Conspiracy Theories

Two conspiracy theories that I accept:

1. Vincent Foster was murdered.

2. The Church did not reveal the entirety of the third secret of Fatima. See also the book by Antonio Socci.

Elliot Sober begins his article Coincidences and How to Think about Them:

The naïve see causal connections everywhere. Consider the fact that Evelyn Marie Adams won the New Jersey lottery twice. The naïve find it irresistible to think that this cannot be a coincidence. Maybe the lottery was rigged or some uncanny higher power placed its hand upon her brow. Sophisticates respond with an indulgent smile and ask the naïve to view Adams’ double win within a larger perspective. Given all the lotteries there have been, it isn’t at all surprising that someone would win one of them twice. No need to invent conspiracy theories or invoke the paranormal – the double win was a mere coincidence.

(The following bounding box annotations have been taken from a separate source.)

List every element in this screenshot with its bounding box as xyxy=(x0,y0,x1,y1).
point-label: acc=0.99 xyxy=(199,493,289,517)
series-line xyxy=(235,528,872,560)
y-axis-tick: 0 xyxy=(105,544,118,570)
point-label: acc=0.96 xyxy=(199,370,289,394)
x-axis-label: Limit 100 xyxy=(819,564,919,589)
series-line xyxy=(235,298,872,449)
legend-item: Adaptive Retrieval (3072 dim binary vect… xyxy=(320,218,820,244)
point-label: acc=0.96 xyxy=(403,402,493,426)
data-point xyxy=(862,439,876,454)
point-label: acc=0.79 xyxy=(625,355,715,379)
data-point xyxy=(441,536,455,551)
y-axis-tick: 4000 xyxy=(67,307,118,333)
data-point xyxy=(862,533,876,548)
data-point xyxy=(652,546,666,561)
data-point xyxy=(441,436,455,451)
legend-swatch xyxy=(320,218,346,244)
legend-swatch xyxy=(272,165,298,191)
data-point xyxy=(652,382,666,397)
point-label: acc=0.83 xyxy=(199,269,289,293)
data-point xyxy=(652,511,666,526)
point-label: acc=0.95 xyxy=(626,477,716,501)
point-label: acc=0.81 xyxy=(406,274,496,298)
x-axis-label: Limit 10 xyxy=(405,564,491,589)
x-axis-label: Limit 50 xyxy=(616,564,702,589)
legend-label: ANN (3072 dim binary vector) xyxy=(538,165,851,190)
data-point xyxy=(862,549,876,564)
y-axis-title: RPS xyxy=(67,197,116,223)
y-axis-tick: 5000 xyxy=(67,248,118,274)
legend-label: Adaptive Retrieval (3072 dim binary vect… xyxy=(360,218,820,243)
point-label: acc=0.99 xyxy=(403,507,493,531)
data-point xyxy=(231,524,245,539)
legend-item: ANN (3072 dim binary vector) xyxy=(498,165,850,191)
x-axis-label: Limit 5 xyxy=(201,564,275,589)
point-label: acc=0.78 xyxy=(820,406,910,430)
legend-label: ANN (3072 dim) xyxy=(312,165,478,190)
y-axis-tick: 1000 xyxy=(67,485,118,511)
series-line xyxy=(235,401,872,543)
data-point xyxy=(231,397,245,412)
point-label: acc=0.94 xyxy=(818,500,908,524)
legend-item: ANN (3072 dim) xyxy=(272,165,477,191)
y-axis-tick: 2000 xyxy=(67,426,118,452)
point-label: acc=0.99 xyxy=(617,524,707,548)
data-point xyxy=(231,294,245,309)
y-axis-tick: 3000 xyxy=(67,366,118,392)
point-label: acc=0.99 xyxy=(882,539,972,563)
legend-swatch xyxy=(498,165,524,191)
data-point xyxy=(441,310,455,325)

Throughout the article, he recognizes that the “sophisticate” has a problem justifying his account by probability theory, at least in the sense that by any reasonable analysis, the naive account remains fairly probable. Nonetheless he betrays a strong desire to find a way to justify the position of the sophisticates, as for example when he says:

As noted before, it may be possible to provide an objective Bayesian treatment of Adams’ double win. Even though the FIX hypothesis has a higher likelihood than the FAIR hypothesis, perhaps there is a way to justify an assignment of prior probabilities that has the consequence that the FAIR hypothesis has the higher posterior probability.

This of course implies that a treatment that suggests that the lotteries were likely fixed is automatically not objective.

It may be easy to argue that many conspiracy theories are more a result of flawed mental tendencies than of rational thinking. But insofar as virtue consists in a mean, it is necessary to avoid the opposite error as well.